そのせいか、壁の向こうで気配がこちらに気づいた。
俺は顔の赤い姉をジト目で見て立ち上がる。
「あーあ。バレちゃったじゃんか。折角の余興が……」
「ご、ごめんっ!」
さっきのやり取りの中、俺達はずっと信号を的確に送っていた。
***
うわ…うわあぁぁあっ!
何かの声が外の方から聞こえた。
湊は横に視線を投げ、透視する。
すると、魔力を大量に纏った生命体が、もといミオ達が立ってこちらを見ていた。
「っ!?なぜっ!?」
否、あるはずがない。
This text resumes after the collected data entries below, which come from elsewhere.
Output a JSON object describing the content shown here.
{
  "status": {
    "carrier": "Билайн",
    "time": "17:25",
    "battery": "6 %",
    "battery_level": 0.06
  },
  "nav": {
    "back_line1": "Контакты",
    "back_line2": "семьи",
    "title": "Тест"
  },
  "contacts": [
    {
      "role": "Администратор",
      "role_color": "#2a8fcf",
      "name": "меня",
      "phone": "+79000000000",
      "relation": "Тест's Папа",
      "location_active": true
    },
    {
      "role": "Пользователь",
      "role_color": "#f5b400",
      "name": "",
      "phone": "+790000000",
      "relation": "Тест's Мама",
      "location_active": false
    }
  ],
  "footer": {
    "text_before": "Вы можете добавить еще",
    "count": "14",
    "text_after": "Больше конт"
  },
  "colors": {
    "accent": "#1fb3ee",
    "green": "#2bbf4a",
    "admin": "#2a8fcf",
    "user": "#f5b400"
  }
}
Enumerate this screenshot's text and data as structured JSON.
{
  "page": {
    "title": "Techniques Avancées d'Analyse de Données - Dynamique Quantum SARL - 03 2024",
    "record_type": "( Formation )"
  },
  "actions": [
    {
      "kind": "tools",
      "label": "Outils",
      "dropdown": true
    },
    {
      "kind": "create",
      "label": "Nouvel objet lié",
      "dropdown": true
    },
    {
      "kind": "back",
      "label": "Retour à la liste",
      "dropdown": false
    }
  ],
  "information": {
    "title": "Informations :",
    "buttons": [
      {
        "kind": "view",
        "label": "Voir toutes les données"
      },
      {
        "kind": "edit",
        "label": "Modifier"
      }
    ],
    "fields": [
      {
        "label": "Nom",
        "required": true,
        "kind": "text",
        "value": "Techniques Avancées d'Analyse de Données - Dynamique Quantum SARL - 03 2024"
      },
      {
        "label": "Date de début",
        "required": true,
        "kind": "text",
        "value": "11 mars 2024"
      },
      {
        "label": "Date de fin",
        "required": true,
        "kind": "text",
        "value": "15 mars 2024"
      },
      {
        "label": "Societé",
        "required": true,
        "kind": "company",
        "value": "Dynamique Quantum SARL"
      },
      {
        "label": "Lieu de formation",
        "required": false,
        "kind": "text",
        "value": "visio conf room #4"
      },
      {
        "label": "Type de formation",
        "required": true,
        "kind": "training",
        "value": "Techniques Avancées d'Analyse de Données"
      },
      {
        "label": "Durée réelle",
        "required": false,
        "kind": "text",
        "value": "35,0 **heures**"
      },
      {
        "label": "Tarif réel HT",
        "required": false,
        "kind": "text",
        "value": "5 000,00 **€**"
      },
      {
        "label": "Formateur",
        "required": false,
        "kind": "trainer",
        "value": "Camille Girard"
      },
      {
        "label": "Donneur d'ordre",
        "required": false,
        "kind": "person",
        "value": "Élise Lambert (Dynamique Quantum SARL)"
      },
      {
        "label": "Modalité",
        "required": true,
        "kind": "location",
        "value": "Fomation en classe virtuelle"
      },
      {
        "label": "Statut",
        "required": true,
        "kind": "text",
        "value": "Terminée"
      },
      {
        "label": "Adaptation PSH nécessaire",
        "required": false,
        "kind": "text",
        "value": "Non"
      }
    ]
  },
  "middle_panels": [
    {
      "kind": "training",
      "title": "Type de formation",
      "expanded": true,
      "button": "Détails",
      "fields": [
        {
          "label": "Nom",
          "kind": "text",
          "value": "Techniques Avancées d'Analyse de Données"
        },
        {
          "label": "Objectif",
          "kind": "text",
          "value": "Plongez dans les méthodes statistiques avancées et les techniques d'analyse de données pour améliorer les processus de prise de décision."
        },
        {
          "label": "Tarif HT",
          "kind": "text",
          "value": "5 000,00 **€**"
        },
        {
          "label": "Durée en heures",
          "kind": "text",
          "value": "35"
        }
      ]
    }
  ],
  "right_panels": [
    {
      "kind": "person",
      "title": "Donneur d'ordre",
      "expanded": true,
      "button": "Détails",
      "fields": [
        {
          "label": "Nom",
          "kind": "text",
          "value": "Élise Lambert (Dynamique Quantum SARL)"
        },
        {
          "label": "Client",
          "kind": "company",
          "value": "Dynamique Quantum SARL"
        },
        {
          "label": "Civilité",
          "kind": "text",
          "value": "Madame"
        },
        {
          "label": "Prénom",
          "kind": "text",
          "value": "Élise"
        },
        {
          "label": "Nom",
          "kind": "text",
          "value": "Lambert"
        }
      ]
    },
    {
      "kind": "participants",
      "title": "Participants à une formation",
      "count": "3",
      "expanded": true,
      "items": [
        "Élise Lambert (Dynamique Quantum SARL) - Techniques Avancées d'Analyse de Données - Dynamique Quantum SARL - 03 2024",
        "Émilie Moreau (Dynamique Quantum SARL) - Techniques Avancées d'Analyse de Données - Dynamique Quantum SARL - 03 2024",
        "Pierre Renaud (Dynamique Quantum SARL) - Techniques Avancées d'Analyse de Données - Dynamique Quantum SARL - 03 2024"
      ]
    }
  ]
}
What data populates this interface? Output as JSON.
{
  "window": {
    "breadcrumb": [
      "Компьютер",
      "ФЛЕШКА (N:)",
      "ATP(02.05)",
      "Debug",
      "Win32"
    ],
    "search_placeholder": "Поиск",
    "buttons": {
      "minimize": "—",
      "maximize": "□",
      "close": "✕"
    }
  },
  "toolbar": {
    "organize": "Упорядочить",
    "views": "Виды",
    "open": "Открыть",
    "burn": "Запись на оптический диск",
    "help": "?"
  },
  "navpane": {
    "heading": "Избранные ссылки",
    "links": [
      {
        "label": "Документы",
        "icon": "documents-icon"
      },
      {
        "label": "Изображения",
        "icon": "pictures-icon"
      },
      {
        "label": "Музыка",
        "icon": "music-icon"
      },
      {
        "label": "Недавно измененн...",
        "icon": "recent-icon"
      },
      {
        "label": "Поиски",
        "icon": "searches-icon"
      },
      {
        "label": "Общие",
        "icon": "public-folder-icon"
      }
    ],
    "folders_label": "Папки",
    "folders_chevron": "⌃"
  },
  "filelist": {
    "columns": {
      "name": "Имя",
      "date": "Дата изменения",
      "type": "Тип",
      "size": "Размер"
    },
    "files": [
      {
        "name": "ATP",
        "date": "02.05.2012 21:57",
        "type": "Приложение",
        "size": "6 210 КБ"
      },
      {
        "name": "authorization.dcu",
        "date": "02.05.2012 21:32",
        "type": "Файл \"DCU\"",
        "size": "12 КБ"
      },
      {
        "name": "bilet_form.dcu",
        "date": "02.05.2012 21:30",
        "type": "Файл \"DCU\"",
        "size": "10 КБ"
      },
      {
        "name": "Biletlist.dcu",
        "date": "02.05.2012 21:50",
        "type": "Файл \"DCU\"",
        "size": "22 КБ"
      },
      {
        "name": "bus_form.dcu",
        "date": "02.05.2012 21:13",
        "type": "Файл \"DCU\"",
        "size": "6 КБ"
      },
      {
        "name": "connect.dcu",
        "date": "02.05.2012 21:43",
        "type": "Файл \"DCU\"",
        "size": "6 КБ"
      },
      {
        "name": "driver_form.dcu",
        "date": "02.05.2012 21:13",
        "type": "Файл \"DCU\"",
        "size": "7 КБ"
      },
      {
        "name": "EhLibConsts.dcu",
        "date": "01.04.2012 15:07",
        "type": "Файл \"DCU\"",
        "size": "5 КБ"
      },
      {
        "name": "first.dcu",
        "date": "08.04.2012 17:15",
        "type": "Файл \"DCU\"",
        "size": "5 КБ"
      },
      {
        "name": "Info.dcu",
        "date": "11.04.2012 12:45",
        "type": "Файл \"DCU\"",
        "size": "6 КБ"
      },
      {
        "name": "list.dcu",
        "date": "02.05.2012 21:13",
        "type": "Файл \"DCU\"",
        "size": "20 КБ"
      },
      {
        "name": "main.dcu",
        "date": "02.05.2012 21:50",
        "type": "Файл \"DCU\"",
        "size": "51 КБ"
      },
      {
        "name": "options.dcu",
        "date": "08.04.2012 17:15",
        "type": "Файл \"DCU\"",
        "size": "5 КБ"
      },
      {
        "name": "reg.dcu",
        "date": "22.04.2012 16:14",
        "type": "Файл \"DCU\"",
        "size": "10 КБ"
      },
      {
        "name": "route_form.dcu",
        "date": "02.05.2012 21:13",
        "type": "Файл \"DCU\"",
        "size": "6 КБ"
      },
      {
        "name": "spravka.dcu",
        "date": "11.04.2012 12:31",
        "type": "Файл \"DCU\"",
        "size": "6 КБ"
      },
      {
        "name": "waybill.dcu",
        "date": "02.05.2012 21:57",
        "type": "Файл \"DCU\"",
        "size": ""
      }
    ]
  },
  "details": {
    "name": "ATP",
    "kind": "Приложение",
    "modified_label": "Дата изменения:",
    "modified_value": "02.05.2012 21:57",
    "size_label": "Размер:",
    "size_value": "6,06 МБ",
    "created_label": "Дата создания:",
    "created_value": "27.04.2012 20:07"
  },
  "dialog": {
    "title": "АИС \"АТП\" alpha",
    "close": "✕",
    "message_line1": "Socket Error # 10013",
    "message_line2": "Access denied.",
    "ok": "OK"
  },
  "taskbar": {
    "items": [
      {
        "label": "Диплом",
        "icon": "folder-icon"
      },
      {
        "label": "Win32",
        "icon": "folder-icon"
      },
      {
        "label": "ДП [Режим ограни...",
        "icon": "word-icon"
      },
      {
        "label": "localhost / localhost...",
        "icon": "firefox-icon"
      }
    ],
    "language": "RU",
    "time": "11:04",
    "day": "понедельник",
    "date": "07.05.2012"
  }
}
澪達は下にいるのだ。魔力も強い。
では、壁越しの横にいるのは誰だ?
混乱していると壁にミシミシとヒビが入っていく。
ドガァァァァァンッッ
舞う土煙に眼を細め、入ってきた人物達に眼を見開く。
壁を破壊して入ってきたのは、
「お前が羽金湊?ボク達は犯罪取り締まり係。大人しく捕まりなさい」
本物のロミオ・アルマリナとエリアルデ・スミラスの二人だった。